Presidential Pointers

To: Screed Readers
From: Copy Boy In-Chief
Date: 20 January, 2005
RE: Presidential Pointers

With George Bush sworn in for his second administration, ScreedMe looks to him as an example of how to re-order its own house in 2005.

In that vein, ScreedMe can now confirm it has not found story ideas stolen, copied, or otherwise lifted by The Onion.
In return for our promise  to introduce him to a variety of internet-based girls, chief stolen story inspector Charles Duelfer has agreed to deliver his final report on the search for stolen stories next month.

In his preliminary report last September. Duelfer concluded that The Onion had not stolen ScreedMe story ideas nor had it demonstrated the capability of doing so. We don’t expect his final report to fundamentally alter those earlier findings.

ScreedMe wants to continue to help readers struggle to emerge from The Onion’s monolith.
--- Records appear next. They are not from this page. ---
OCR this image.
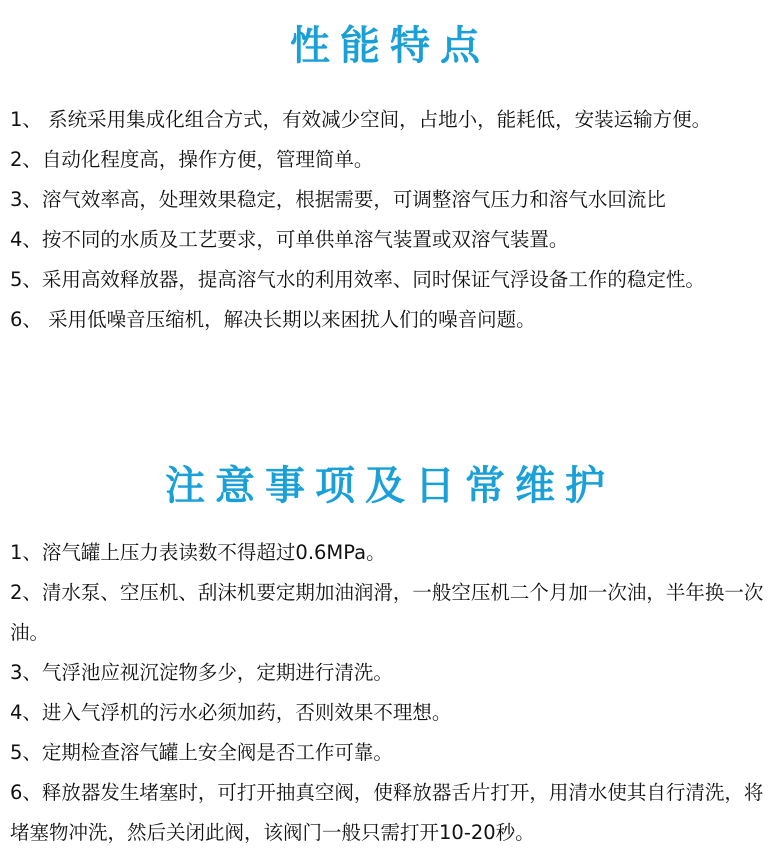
性能特点
1、 系统采用集成化组合方式，有效减少空间，占地小，能耗低，安装运输方便。
2、自动化程度高，操作方便，管理简单。
3、溶气效率高，处理效果稳定，根据需要，可调整溶气压力和溶气水回流比
4、按不同的水质及工艺要求，可单供单溶气装置或双溶气装置。
5、采用高效释放器，提高溶气水的利用效率、同时保证气浮设备工作的稳定性。
6、 采用低噪音压缩机，解决长期以来困扰人们的噪音问题。
注意事项及日常维护
1、溶气罐上压力表读数不得超过0.6MPa。
2、清水泵、空压机、刮沫机要定期加油润滑，一般空压机二个月加一次油，半年换一次油。
3、气浮池应视沉淀物多少，定期进行清洗。
4、进入气浮机的污水必须加药，否则效果不理想。
5、定期检查溶气罐上安全阀是否工作可靠。
6、释放器发生堵塞时，可打开抽真空阀，使释放器舌片打开，用清水使其自行清洗，将堵塞物冲洗，然后关闭此阀，该阀门一般只需打开10-20秒。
We remind readers that it is hard work. That it will require continued sacrifice ... But that freedom is on the march.

The Onion hates our freedom. But by advancing liberty we are making satire safer for all readers around the world. And again let’s remember, our friends and allies had the same intelligence we had about what we now know The Onion did not do.
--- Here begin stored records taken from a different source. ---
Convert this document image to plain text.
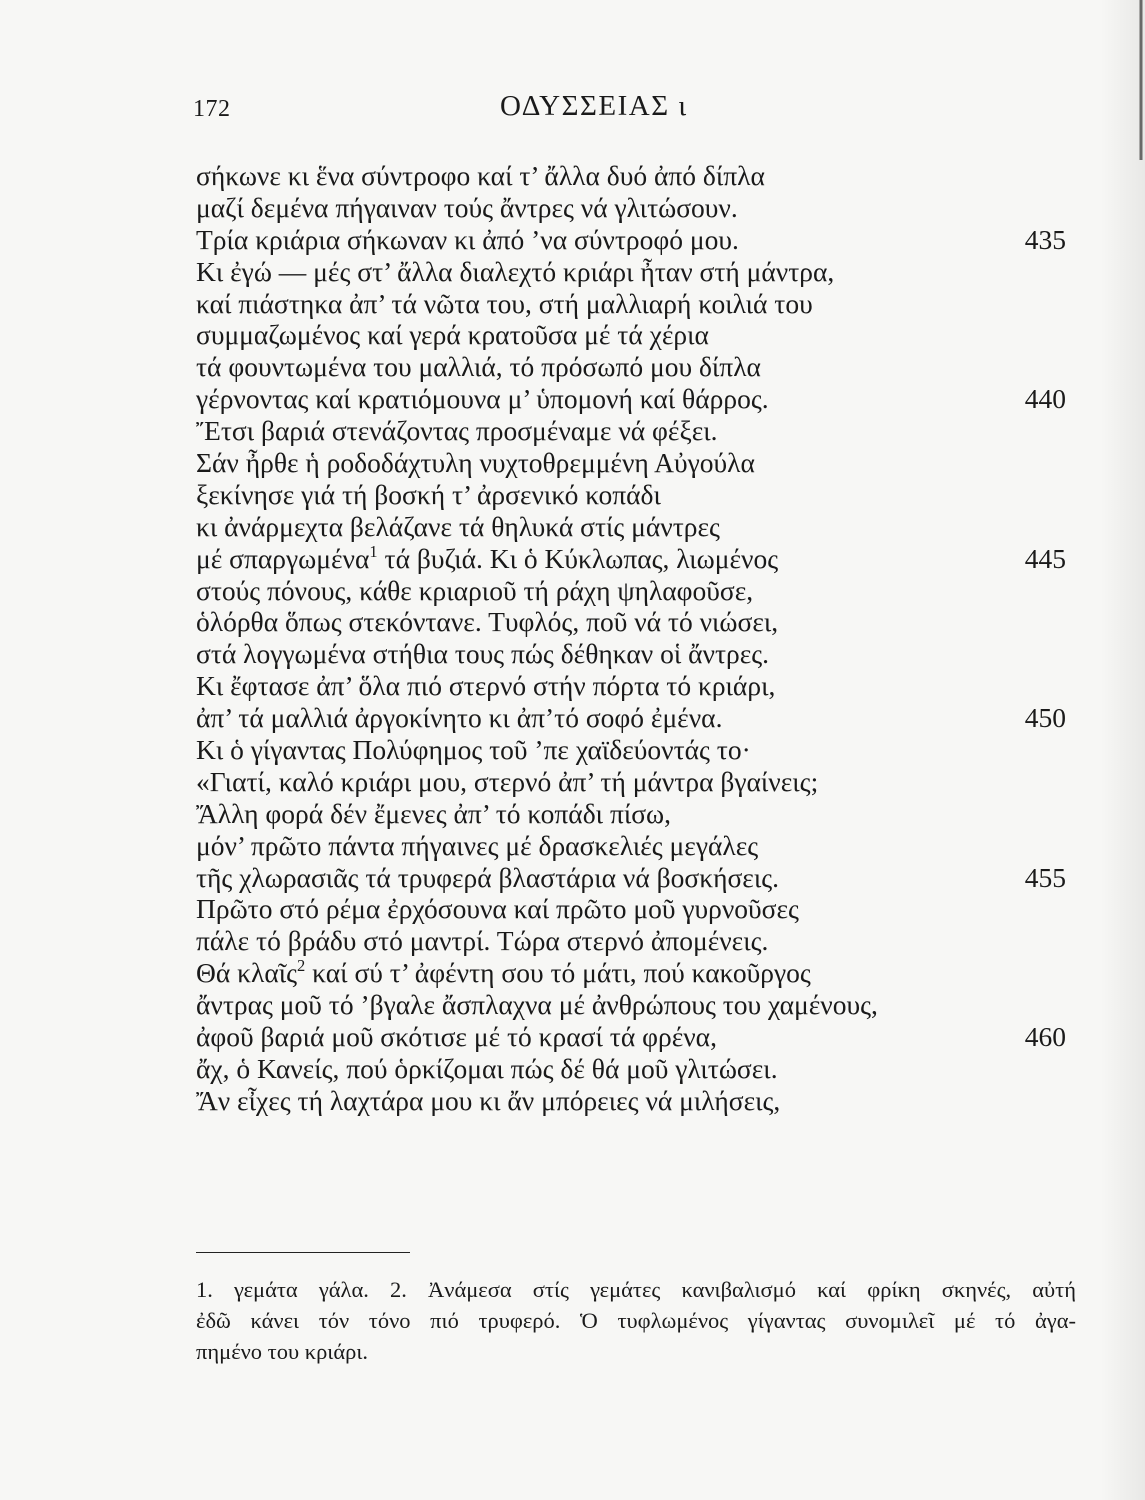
172	ΟΔΥΣΣΕΙΑΣ ι
σήκωνε κι ἕνα σύντροφο καί τ’ ἄλλα δυό ἀπό δίπλα
μαζί δεμένα πήγαιναν τούς ἄντρες νά γλιτώσουν.
Τρία κριάρια σήκωναν κι ἀπό ’να σύντροφό μου.	435
Κι ἐγώ — μές στ’ ἄλλα διαλεχτό κριάρι ἦταν στή μάντρα,
καί πιάστηκα ἀπ’ τά νῶτα του, στή μαλλιαρή κοιλιά του
συμμαζωμένος καί γερά κρατοῦσα μέ τά χέρια
τά φουντωμένα του μαλλιά, τό πρόσωπό μου δίπλα
γέρνοντας καί κρατιόμουνα μ’ ὑπομονή καί θάρρος.	440
Ἔτσι βαριά στενάζοντας προσμέναμε νά φέξει.
Σάν ἦρθε ἡ ροδοδάχτυλη νυχτοθρεμμένη Αὐγούλα
ξεκίνησε γιά τή βοσκή τ’ ἀρσενικό κοπάδι
κι ἀνάρμεχτα βελάζανε τά θηλυκά στίς μάντρες
μέ σπαργωμένα$^1$ τά βυζιά. Κι ὁ Κύκλωπας, λιωμένος	445
στούς πόνους, κάθε κριαριοῦ τή ράχη ψηλαφοῦσε,
ὁλόρθα ὅπως στεκόντανε. Τυφλός, ποῦ νά τό νιώσει,
στά λογγωμένα στήθια τους πώς δέθηκαν οἱ ἄντρες.
Κι ἔφτασε ἀπ’ ὅλα πιό στερνό στήν πόρτα τό κριάρι,
ἀπ’ τά μαλλιά ἀργοκίνητο κι ἀπ’τό σοφό ἐμένα.	450
Κι ὁ γίγαντας Πολύφημος τοῦ ’πε χαϊδεύοντάς το·
«Γιατί, καλό κριάρι μου, στερνό ἀπ’ τή μάντρα βγαίνεις;
Ἄλλη φορά δέν ἔμενες ἀπ’ τό κοπάδι πίσω,
μόν’ πρῶτο πάντα πήγαινες μέ δρασκελιές μεγάλες
τῆς χλωρασιᾶς τά τρυφερά βλαστάρια νά βοσκήσεις.	455
Πρῶτο στό ρέμα ἐρχόσουνα καί πρῶτο μοῦ γυρνοῦσες
πάλε τό βράδυ στό μαντρί. Τώρα στερνό ἀπομένεις.
Θά κλαῖς$^2$ καί σύ τ’ ἀφέντη σου τό μάτι, πού κακοῦργος
ἄντρας μοῦ τό ’βγαλε ἄσπλαχνα μέ ἀνθρώπους του χαμένους,
ἀφοῦ βαριά μοῦ σκότισε μέ τό κρασί τά φρένα,	460
ἄχ, ὁ Κανείς, πού ὁρκίζομαι πώς δέ θά μοῦ γλιτώσει.
Ἄν εἶχες τή λαχτάρα μου κι ἄν μπόρειες νά μιλήσεις,
1. γεμάτα γάλα. 2. Ἀνάμεσα στίς γεμάτες κανιβαλισμό καί φρίκη σκηνές, αὐτή
ἐδῶ κάνει τόν τόνο πιό τρυφερό. Ὁ τυφλωμένος γίγαντας συνομιλεῖ μέ τό ἀγα-
πημένο του κριάρι.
Still, ScreedMe has not been without extremism in defense of liberty. To address the point we took a page from mainstream media and appointed a special panel to investigate.
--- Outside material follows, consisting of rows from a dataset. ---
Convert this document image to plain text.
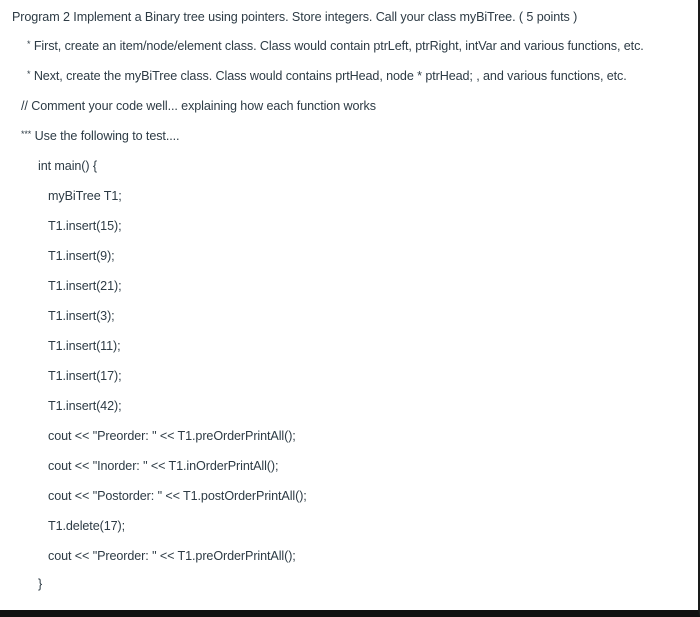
Program 2 Implement a Binary tree using pointers. Store integers. Call your class myBiTree. ( 5 points )
* First, create an item/node/element class. Class would contain ptrLeft, ptrRight, intVar and various functions, etc.
* Next, create the myBiTree class. Class would contains prtHead, node * ptrHead; , and various functions, etc.
// Comment your code well... explaining how each function works
*** Use the following to test....
int main() {
myBiTree T1;
T1.insert(15);
T1.insert(9);
T1.insert(21);
T1.insert(3);
T1.insert(11);
T1.insert(17);
T1.insert(42);
cout << "Preorder: " << T1.preOrderPrintAll();
cout << "Inorder: " << T1.inOrderPrintAll();
cout << "Postorder: " << T1.postOrderPrintAll();
T1.delete(17);
cout << "Preorder: " << T1.preOrderPrintAll();
}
In return for our promise to never include them on the ScreedMe e-mail list, former U.S. Attorney General Dick Thornburgh and retired Associated Press President and CEO Louis Boccardi agreed to investigate.

Based on their findings, ScreedMe will fire four senior editors over their report about stolen story ideas The Onion did not in fact steal. (NB: Those editors are now free to find paying jobs)

Thornburgh and Boccardi concluded that those involved in reporting what The Onion had not stolen had rushed ScreedMe to print without properly examining documents from a disgruntled former Onion writer angry about the “Manhattan mafia” he said had come to dominate The Onion masthead.

Thornburgh and Boccardi called the ScreedMe rush the result of "myopic zeal," but stressed that zeal was not the result of political bias. Further, they agreed I should stay on as Copy Boy In-Chief, pointing out that because I was stretched so thin by other high-priority assignments I served as little more than cutter and paster of accusations against The Onion.

Among those high-priority assignments I am now pleased to announce, the 2005 “Bloggies” accepting ScreedMe’s award as a Internet beacon of liberty and the credibility liberty brings.